Open LinguList opened 3 years ago
@LinguList I just stumbled over this by chance... Can I help with anything?
Ah, its the author, very nice you are on GitHub!
So I checked your Kalamang data on IDS, and added an orthography profile, which basically converts your orthography to normalized IPA, which is useful for standardization. I found three cases (probably loans?) where the data has more than just two vowels (which your grammar says would not occur, if I read it right?).
In any case. Since you have a dictionaria dataset and an IDS dataset, it would be easiest to combine both datasets, so one has a link from one to the other.
But our experiments so far left us a bit helpless, since we could not identify a direct link between the IDS dataset and the Dictionaria dataset (by comparing word forms) in all cases, and I'd also assume, after inspecting the IDS translations for individual concepts, that the IDS meaning descriptions are so loose that they unfortunately force authors to provide a lot of synonyms for concepts which we have much more clearly specified in the Concepticon project.
One direct question here would be: did you have links from your dictionary to the IDS dataset when you prepared the latter?

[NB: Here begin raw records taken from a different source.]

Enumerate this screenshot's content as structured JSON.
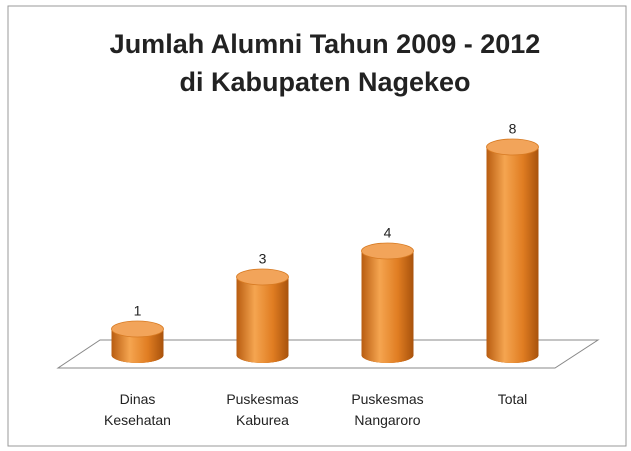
{
  "chart_data": {
    "type": "bar",
    "title": [
      "Jumlah Alumni Tahun 2009 - 2012",
      "di Kabupaten Nagekeo"
    ],
    "categories": [
      "Dinas Kesehatan",
      "Puskesmas Kaburea",
      "Puskesmas Nangaroro",
      "Total"
    ],
    "values": [
      1,
      3,
      4,
      8
    ],
    "color": "#e8872a"
  }
}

You can btw also just write by email, and we can include the dictionaria editors.
I am not sure who the Dictionaria editors are (my contact was Iren Hartmann, but she quit a while ago), so I continue here.
No, I did not have links from the dictionary to the IDS dataset. I asked the editors about that, but unfortunately it wasn't possible. I remember I got an excel file with some data pulled from LexiRumah, though.

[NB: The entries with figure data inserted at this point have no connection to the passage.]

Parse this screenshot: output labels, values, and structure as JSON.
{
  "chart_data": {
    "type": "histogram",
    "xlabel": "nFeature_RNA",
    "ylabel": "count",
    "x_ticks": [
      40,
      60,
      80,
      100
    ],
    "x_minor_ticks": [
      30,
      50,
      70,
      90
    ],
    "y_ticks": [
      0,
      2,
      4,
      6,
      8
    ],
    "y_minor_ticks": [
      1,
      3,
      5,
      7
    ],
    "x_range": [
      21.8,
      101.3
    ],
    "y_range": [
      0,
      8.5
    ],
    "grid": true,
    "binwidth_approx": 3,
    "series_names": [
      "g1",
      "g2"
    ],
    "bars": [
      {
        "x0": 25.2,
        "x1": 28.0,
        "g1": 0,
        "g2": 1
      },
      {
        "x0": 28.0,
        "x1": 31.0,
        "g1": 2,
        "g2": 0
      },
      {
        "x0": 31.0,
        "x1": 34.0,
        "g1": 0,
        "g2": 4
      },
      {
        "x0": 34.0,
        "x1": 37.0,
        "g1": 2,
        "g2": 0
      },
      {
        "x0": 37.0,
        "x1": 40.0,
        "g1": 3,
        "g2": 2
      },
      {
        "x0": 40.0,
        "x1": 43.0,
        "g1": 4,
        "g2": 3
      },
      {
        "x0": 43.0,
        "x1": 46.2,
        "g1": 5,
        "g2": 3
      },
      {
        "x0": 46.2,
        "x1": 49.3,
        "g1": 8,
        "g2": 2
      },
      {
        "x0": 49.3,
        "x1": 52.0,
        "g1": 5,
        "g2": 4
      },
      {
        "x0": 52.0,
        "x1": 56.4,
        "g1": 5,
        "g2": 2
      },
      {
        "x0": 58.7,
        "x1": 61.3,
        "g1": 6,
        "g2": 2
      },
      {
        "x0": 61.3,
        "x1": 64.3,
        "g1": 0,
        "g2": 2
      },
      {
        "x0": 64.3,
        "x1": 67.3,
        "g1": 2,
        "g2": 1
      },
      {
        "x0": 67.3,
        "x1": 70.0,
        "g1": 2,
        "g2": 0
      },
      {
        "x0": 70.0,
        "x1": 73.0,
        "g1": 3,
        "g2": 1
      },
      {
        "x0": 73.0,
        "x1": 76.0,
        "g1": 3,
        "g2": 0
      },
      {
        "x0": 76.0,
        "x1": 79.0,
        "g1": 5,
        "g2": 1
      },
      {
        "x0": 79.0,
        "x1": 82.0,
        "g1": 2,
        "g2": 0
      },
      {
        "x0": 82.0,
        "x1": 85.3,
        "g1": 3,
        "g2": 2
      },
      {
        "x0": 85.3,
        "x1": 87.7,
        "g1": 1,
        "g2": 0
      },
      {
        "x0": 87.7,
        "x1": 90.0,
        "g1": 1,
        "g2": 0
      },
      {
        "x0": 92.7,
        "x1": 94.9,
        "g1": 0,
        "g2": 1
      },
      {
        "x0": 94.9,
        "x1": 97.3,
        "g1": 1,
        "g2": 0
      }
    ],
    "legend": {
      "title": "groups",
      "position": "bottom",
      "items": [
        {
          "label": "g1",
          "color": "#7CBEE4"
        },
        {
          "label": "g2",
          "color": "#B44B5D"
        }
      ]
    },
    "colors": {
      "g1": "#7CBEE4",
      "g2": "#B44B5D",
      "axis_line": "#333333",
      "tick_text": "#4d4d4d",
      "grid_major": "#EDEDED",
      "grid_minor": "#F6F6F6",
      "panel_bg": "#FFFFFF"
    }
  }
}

The 2+ vowel sequences are either sloppy orthography on my side, or multimorphemic words.
It was Robert Forkel who made that excel file.
I checked the IDS data and the orthography profile is easy to create from the phonetics description in the grammar. I will propose a PR to IDS for this resource, so one could probably also add the profile here. Furthermore, as IDS is concepticon-mapped, the Concepticon links should maybe be fed from that IDS dataset? Or is this already done?